Elle est loin d’être la seule. D’autres femmes trans vivent aussi cette transformation dans les deux premiers épisodes d’Un nouveau jour, diffusée sur Crave à compter de mercredi. La série documentaire montrera aussi des personnes qui font le voyage inverse, des hommes trans qui vont dire adieu au corps féminin dans lequel ils sont nés et qui ne reflète pas leur identité intime.

« La réalité des personnes trans, je ne la connaissais pas dans les détails, dit la réalisatrice de la série, Émilie Ricard-Harvey. Mais au-delà de la personne trans, il y a un être humain et une quête identitaire. Je comprends ça, on en a tous une. » Ce qu’elle met en valeur, c’est d’abord ça : des personnes en quête d’elles-mêmes dans un contexte qui, lui, est exceptionnel.

Toutes les personnes trans ne choisissent pas de passer sous le bistouri.

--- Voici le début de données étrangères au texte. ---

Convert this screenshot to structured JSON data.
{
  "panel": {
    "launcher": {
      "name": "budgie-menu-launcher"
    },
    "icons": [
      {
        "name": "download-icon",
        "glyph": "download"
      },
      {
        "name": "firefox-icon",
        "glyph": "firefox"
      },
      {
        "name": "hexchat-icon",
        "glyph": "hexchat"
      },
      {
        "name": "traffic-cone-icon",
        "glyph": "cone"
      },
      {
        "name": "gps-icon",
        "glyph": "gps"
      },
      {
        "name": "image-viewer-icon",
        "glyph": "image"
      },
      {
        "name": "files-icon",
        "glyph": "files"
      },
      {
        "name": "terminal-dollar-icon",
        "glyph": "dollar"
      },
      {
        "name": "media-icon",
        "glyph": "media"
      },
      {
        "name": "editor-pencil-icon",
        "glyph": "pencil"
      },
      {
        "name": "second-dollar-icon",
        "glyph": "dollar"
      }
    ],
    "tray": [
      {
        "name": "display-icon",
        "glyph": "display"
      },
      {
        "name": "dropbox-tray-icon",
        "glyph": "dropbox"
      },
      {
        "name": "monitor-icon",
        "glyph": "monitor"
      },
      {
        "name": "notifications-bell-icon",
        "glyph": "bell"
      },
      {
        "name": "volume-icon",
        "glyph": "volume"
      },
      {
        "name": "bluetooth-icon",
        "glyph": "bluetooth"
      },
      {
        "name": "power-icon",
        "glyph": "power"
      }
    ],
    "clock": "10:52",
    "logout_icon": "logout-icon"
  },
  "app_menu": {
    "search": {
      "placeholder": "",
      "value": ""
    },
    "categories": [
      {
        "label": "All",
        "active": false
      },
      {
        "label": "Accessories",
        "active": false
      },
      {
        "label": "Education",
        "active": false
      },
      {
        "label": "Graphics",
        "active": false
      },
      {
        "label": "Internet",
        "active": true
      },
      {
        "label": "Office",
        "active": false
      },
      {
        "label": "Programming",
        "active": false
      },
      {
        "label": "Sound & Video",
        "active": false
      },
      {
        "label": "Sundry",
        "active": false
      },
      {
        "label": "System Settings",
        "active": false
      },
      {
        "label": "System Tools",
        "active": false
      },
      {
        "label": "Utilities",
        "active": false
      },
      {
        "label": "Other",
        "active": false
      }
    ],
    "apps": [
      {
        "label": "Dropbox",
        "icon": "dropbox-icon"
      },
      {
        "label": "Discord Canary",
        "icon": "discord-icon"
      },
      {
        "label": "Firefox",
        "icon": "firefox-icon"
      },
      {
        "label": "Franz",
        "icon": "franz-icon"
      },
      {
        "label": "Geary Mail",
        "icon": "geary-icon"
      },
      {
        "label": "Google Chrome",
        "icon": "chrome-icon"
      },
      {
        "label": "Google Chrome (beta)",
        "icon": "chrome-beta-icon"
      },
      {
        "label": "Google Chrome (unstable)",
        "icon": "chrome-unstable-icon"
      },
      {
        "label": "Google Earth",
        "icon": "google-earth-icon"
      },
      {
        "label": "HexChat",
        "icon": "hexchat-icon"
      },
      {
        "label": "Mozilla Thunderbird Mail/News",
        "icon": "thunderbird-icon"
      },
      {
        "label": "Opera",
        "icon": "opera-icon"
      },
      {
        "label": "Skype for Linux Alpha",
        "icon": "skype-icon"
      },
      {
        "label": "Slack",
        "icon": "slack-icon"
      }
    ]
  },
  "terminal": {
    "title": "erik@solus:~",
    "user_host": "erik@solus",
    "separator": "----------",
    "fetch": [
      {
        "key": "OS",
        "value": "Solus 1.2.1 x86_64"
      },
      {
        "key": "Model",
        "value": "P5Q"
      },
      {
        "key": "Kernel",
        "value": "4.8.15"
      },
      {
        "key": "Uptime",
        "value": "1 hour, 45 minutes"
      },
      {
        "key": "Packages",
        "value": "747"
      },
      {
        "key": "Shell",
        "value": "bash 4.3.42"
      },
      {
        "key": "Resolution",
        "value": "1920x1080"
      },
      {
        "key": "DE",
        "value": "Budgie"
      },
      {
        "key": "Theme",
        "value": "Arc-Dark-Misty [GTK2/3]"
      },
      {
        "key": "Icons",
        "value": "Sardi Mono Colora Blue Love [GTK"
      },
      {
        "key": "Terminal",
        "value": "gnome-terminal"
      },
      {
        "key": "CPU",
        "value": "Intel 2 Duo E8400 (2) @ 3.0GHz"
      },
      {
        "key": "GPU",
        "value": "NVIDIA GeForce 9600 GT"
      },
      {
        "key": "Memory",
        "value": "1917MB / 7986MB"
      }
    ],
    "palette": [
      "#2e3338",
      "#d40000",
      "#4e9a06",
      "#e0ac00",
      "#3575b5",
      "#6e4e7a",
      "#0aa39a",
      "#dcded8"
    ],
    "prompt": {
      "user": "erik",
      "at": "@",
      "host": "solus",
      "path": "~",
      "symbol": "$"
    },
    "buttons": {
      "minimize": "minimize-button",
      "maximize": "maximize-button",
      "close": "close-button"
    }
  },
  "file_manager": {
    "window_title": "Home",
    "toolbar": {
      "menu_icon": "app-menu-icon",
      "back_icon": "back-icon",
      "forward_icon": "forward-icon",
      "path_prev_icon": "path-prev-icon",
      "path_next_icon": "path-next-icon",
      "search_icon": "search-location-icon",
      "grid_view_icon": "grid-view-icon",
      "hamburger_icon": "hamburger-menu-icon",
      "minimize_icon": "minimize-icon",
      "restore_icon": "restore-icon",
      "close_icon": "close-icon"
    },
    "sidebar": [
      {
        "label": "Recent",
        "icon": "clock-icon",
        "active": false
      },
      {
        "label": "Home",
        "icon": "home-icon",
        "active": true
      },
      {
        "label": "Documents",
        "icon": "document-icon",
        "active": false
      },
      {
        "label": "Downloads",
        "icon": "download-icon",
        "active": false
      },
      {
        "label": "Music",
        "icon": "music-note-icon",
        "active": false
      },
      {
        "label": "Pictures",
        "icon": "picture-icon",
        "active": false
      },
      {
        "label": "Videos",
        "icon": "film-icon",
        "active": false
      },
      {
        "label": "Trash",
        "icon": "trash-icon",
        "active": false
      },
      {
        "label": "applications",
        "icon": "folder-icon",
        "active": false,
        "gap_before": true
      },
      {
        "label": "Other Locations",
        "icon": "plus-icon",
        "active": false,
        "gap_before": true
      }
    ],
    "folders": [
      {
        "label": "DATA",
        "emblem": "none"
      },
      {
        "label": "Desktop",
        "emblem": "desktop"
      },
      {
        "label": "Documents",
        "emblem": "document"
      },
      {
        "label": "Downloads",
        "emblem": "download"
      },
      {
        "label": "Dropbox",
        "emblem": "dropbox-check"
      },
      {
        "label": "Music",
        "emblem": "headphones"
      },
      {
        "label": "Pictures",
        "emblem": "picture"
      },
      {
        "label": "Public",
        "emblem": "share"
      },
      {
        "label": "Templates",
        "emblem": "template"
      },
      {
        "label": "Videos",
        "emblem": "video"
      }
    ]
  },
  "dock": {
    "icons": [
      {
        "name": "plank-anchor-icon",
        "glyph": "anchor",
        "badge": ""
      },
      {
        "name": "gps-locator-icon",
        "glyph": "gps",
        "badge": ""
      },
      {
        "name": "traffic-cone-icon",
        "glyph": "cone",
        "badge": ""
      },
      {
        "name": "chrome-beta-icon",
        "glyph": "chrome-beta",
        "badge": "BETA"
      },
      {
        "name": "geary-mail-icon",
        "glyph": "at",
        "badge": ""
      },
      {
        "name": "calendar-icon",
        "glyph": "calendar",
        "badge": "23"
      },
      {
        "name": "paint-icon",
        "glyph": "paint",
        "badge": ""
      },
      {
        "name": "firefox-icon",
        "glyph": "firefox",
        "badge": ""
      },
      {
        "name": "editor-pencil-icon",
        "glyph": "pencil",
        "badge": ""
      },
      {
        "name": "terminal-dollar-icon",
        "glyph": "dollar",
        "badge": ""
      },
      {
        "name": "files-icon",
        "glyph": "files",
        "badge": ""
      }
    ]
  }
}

Pour raconter ce moment charnière de la vie de ceux qui en ont besoin, la réalisatrice a eu un accès inédit à la clinique GrS Montréal, seul établissement privé spécialisé en chirurgie de réassignation sexuelle au Canada. Ses experts ont réalisé plus de 10 500 opérations pour des personnes trans et non binaires de partout dans le monde depuis 1980.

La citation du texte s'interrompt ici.